Help for a survivor of a loved one’s death by suicide
Tupa said it “shakes people to their core” when they find out Hedlund was on the board of the Grand Foundation and one of the biggest supporters of the H.O.P.E. Fund. “But what I talk about is that you just don’t know what a person might be going through in their personal life, in their emotional life, in their physical and medical life. We just don’t know what he was facing.”
Hedlund’s wife, Michele Murray-Hedlund, wants people to remember him as he was: a generous soul who gave to everybody — gave his time, his money, his insight and knowledge.

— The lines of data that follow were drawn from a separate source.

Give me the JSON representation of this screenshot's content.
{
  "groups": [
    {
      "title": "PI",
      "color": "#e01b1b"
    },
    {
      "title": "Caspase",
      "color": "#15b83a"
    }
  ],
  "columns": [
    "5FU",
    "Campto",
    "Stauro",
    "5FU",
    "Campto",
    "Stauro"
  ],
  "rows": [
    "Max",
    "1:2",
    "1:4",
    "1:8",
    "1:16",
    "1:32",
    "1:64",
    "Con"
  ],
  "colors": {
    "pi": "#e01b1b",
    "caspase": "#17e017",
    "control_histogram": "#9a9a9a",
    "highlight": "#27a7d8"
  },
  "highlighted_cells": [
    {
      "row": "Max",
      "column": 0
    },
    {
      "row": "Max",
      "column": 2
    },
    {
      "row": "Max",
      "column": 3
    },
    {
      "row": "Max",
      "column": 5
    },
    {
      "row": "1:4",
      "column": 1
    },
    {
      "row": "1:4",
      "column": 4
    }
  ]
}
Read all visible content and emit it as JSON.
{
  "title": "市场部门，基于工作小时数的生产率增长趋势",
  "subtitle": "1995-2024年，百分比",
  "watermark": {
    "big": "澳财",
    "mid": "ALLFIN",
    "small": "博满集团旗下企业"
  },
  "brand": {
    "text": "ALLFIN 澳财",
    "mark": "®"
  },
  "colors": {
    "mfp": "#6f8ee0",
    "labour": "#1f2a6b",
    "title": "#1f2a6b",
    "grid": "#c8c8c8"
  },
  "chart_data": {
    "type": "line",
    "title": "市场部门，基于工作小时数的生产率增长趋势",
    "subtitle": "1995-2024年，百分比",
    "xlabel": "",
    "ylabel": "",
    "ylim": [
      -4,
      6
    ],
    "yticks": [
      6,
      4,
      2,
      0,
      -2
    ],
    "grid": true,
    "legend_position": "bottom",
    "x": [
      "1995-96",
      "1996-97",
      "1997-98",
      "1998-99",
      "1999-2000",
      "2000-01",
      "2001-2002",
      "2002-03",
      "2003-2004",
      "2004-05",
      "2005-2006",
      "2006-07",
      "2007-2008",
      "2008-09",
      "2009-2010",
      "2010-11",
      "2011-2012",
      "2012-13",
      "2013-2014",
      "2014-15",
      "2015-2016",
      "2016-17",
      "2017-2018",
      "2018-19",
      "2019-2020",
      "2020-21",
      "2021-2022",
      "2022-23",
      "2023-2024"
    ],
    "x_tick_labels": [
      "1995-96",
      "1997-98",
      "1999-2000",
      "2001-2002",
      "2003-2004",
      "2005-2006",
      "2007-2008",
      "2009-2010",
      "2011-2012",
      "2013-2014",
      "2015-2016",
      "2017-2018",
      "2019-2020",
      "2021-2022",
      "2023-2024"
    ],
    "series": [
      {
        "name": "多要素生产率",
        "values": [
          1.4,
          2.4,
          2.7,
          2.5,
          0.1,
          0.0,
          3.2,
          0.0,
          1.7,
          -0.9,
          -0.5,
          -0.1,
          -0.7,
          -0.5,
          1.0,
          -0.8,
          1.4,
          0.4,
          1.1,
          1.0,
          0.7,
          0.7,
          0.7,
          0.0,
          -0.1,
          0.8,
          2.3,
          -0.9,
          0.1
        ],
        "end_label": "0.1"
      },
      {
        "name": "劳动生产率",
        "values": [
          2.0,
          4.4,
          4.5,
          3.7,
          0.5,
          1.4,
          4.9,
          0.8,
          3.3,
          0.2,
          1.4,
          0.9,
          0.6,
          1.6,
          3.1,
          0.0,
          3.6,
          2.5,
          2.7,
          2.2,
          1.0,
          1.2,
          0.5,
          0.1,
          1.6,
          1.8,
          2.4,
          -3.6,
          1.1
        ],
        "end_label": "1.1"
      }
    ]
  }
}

Greg McFadden, a former Grand County resident and one of Hedlund’s close friends, added, “He was everyone’s hero. A true leader in community, business, adventure. And the life of the party. You always knew when Roger was in the room.”
Now, Murray-Hedlund needs her own mental health support, and Fanning says she’s getting it. Friends came to her aid right after the tragedy happened. More arrived as the hours and days passed.